Watcher est le genre de long-métrage qui sait empreindre son intrigue des questions sociales qui traversent (et déchirent) notre époque. On retrouve Maika Monroe absolument renversante dans le rôle d’une femme harcelée. Si le synopsis renvoie à des intrigues qu’on a déjà vues plus d’une fois dans le cinéma d’horreur, Watcher sait trouver sa voie dans le traitement de ces thèmes. Classique sur la forme, ce thriller cache un objet politique plus affirmé qu’une énième histoire de serial killers sanguinaires et de sauvetages policiers in extremis. C’est même tout l’inverse. Julia est seule, parfaitement seule dans ce nouveau pays où elle ne baragouine que quelques mots roumains.

En miroir, Watcher révèle la froideur d’une société trustée par des hommes qui évoluent dans une sphère hermétique (cloisonnée même) à celle des femmes. C’est autant l’image déclinée du self-made-man, au chef de brigade, qu’à la petite frappe de quartier : autant de déclinaisons du pouvoir aveugles à ceux qui l’entourent. Chacun d’entre eux est systématiquement affairé à autre chose, son mari au travail, la police ennuyée par un énième appel nocturne d’une future affaire classée sans suite et le petit truand (néanmoins le plus sympathique) ne lâchera pas son téléphone une seconde.

C’est autant l’être cher, que l’Etat et le voisin anonyme qui sont pris à défaut. On songerait presque au refrain de cette campagne publicitaire des années 90 où les carabineros cherchaient à laver leur image après la dictature de Pinochet (1973-1990) en se présentant comme « un ami sur ton chemin ». Hymne largement singé par la révolution chilienne sauvagement réprimée et devenue symbole mondial des luttes féministes. Une tradition du combat largement entretenue par l’histoire chilienne.

« Dors tranquille, innocente enfant. Sans redouter le brigand. Car sur tes doux rêves souriants. Veille le carabinier, ton amant. »

Watcher
Tous les cris des SOS partent dans les airs

Julia ne trouvera aucun réconfort auprès de ces derniers qui minimiseront systématiquement ses témoignages quand ils ne préféreront pas en rire, en roumain de surcroit. Des adresses qui résonnent pourtant comme autant d’alertes avant que l’irréparable ne soit commis. Comme un coup de poignard du réel alors que les victimes de féminicides sont en hausse et ce malgré des appels à l’aide encore trop ignorés des autorités et des proches. C’est aussi une réflexion sur le sexisme ordinaire qui confisque la parole des femmes. C’est en partie le cas du mari qui commence à croire que sa compagne affabule. Même s’il n’est pas foncièrement mauvais, c’est la structure de la société qui sépare toute prise de conscience du réel, vécu comme une réalité alternative par les victimes féminines et une fantaisie pour les hommes.

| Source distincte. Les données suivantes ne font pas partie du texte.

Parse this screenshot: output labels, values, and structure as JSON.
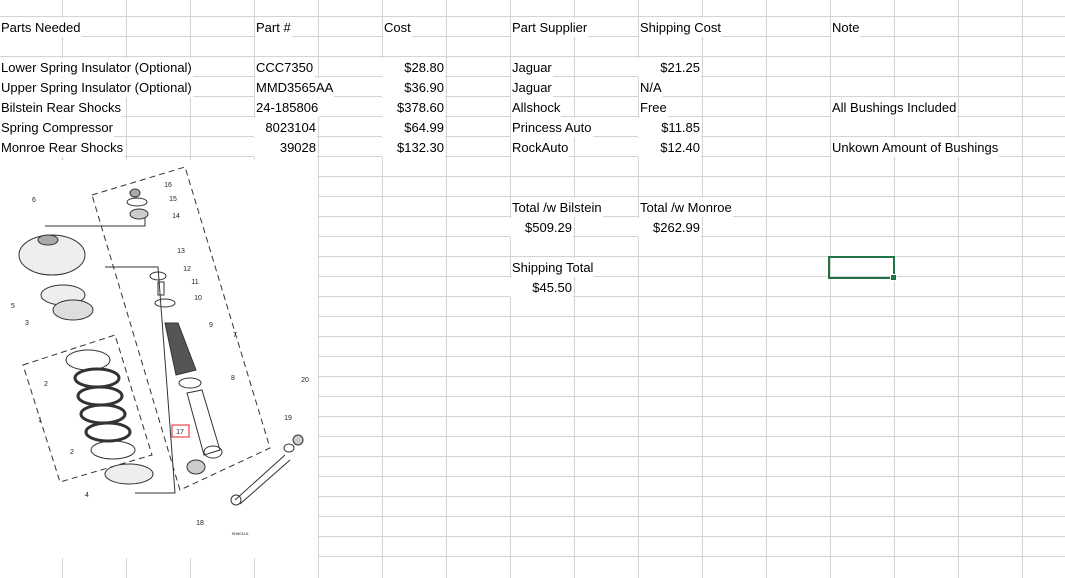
{
  "headers": {
    "parts": "Parts Needed",
    "part_no": "Part #",
    "cost": "Cost",
    "supplier": "Part Supplier",
    "shipping": "Shipping Cost",
    "note": "Note"
  },
  "rows": [
    {
      "part": "Lower Spring Insulator (Optional)",
      "part_no": "CCC7350",
      "cost": "$28.80",
      "supplier": "Jaguar",
      "shipping": "$21.25",
      "note": ""
    },
    {
      "part": "Upper Spring Insulator (Optional)",
      "part_no": "MMD3565AA",
      "cost": "$36.90",
      "supplier": "Jaguar",
      "shipping": "N/A",
      "note": ""
    },
    {
      "part": "Bilstein Rear Shocks",
      "part_no": "24-185806",
      "cost": "$378.60",
      "supplier": "Allshock",
      "shipping": "Free",
      "note": "All Bushings Included"
    },
    {
      "part": "Spring Compressor",
      "part_no": "8023104",
      "cost": "$64.99",
      "supplier": "Princess Auto",
      "shipping": "$11.85",
      "note": ""
    },
    {
      "part": "Monroe Rear Shocks",
      "part_no": "39028",
      "cost": "$132.30",
      "supplier": "RockAuto",
      "shipping": "$12.40",
      "note": "Unkown Amount of Bushings"
    }
  ],
  "totals": {
    "bilstein_label": "Total /w Bilstein",
    "bilstein_value": "$509.29",
    "monroe_label": "Total /w Monroe",
    "monroe_value": "$262.99",
    "shipping_label": "Shipping Total",
    "shipping_value": "$45.50"
  },
  "diagram": {
    "labels": [
      "16",
      "15",
      "14",
      "6",
      "13",
      "12",
      "11",
      "10",
      "9",
      "7",
      "8",
      "20",
      "19",
      "17",
      "2",
      "1",
      "2",
      "5",
      "3",
      "4",
      "18"
    ],
    "code": "SH6011A",
    "highlight_color": "#e02020"
  },
  "colors": {
    "selection": "#217346",
    "gridline": "#d4d4d4"
  }
}
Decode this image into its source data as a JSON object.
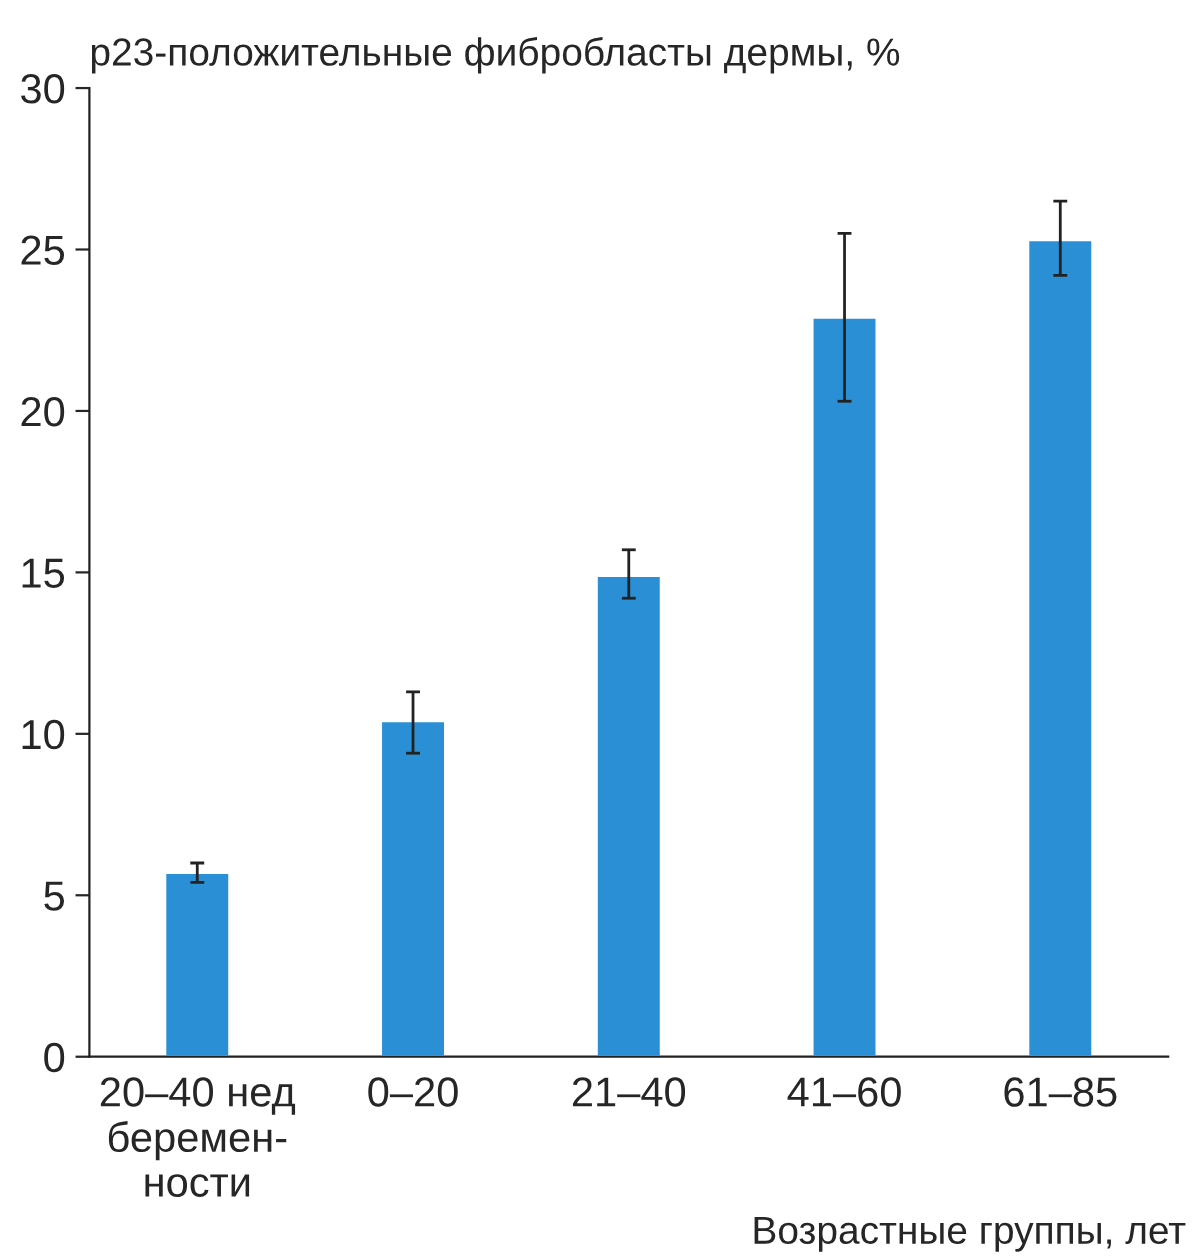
{
  "chart_data": {
    "type": "bar",
    "ylabel": "p23-положительные фибробласты дермы, %",
    "xlabel": "Возрастные группы, лет",
    "categories": [
      "20–40 нед\nберемен-\nности",
      "0–20",
      "21–40",
      "41–60",
      "61–85"
    ],
    "values": [
      5.7,
      10.4,
      14.9,
      22.9,
      25.3
    ],
    "errors": [
      [
        5.4,
        6.0
      ],
      [
        9.4,
        11.3
      ],
      [
        14.2,
        15.7
      ],
      [
        20.3,
        25.5
      ],
      [
        24.2,
        26.5
      ]
    ],
    "color": "#2a8fd4",
    "ylim": [
      0,
      30
    ],
    "yticks": [
      0,
      5,
      10,
      15,
      20,
      25,
      30
    ],
    "grid": false,
    "legend": false
  }
}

Au supermarché, à la maison, dans la rue jusqu’au métro symbolique, Julia est de plus en plus seule. Très vite, le spectateur abandonne toute espérance de trouver quelconque soutien auprès de l’entourage masculin de Julia. Masculin car il reste une lueur de solidarité féminine avec sa voisine avec qui Chloé redécouvre le sourire au cours d’un apéro spontané où les deux femmes échangent et engagent même un moyen de communication dédié en cas d’agression de l’une d’entre elles.

« Maybe he is staring at the woman who’s staring at him. »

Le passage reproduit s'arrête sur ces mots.